Signet distributed some reprints of their Penguin books using dust jackets. Jackets were also used on a few earlier paperbacks to include a U.S. price and address on imported British books. See the Dust Jacket section. This was nothing new. Lane wrapped several of his British books in jackets.
The biggest difference in philosophy in the early years probably involved the question of what should be on the covers of the books. In England, the Penguin concept of cover art was pretty straight forward. There usually was none at all; only the title and famous Penguin colophon were present on most covers. That simply wouldn’t do for the more visually-oriented Yanks. On the west side of the pond, the cover sold the work. That law of publishing economics had been firmly established by the wonderful world of pulp magazines. Covers, at first, were very simplistic. In fact, it was not until the Signet years that they became true works of art in themselves.

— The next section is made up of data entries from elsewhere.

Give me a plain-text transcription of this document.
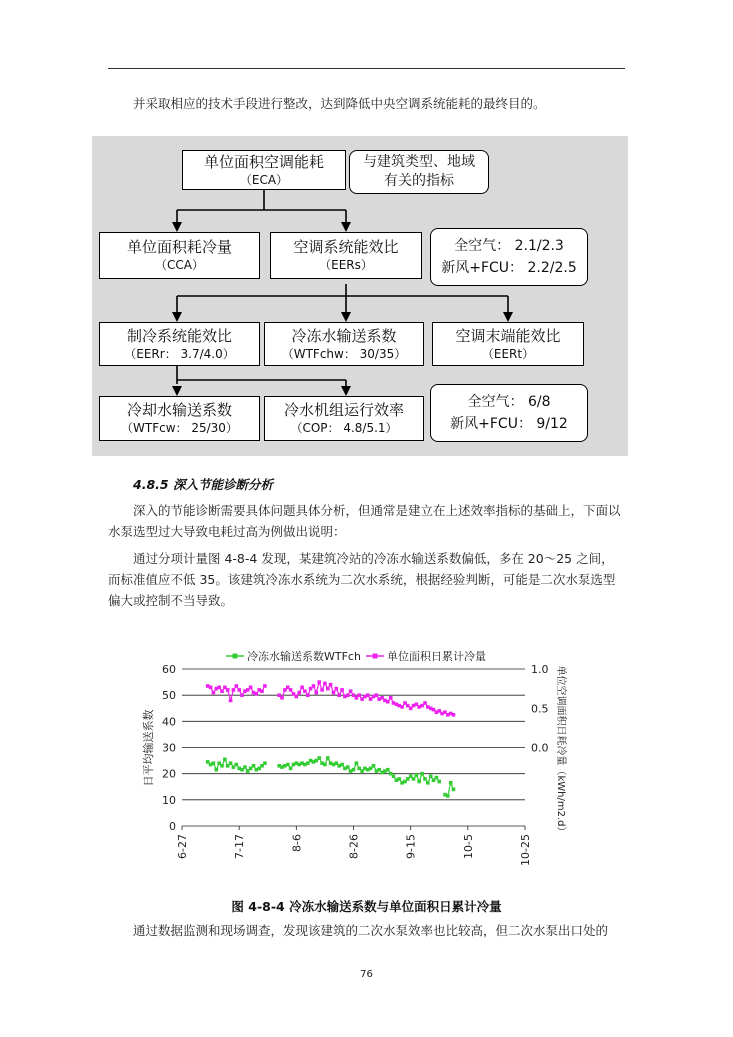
并采取相应的技术手段进行整改，达到降低中央空调系统能耗的最终目的。
单位面积空调能耗
（ECA）
与建筑类型、地域
有关的指标
单位面积耗冷量
（CCA）
空调系统能效比
（EERs）
全空气： 2.1/2.3
新风+FCU： 2.2/2.5
制冷系统能效比
（EERr： 3.7/4.0）
冷冻水输送系数
（WTFchw： 30/35）
空调末端能效比
（EERt）
冷却水输送系数
（WTFcw： 25/30）
冷水机组运行效率
（COP： 4.8/5.1）
全空气： 6/8
新风+FCU： 9/12
4.8.5 深入节能诊断分析
深入的节能诊断需要具体问题具体分析，但通常是建立在上述效率指标的基础上，下面以水泵选型过大导致电耗过高为例做出说明：
通过分项计量图 4-8-4 发现，某建筑冷站的冷冻水输送系数偏低，多在 20～25 之间，而标准值应不低 35。该建筑冷冻水系统为二次水系统，根据经验判断，可能是二次水泵选型偏大或控制不当导致。
冷冻水输送系数WTFch 单位面积日累计冷量
0
10
20
30
40
50
60
0.0
0.5
1.0
6-27	7-17	8-6	8-26	9-15	10-5	10-25
日平均输送系数	单位空调面积日耗冷量（kWh/m2.d）
图 4-8-4 冷冻水输送系数与单位面积日累计冷量
通过数据监测和现场调查，发现该建筑的二次水泵效率也比较高，但二次水泵出口处的
76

The first American Penguin was #501, but there are a few of the pre-500 books represented in the database which were imports of earlier British books. Penguin #659 is considered the last Penguin book, though Signet reprinted it as 659A. Notice the differences between the two printings as Penguin became New American Library. The Penguin name lingered for another year (see some "Penguin/Signets" in the Signet section). In the database, a later printing of a Penguin number will often be a Signet publication.
The Penguin S-series wartime books, the volumes they produced for Infantry Journal, and Superior Reprints can be viewed in the Infantry Journal folder.
The Penguin name reemerged in the 1960's, and is still a major source of paperback (and hardcover) books today.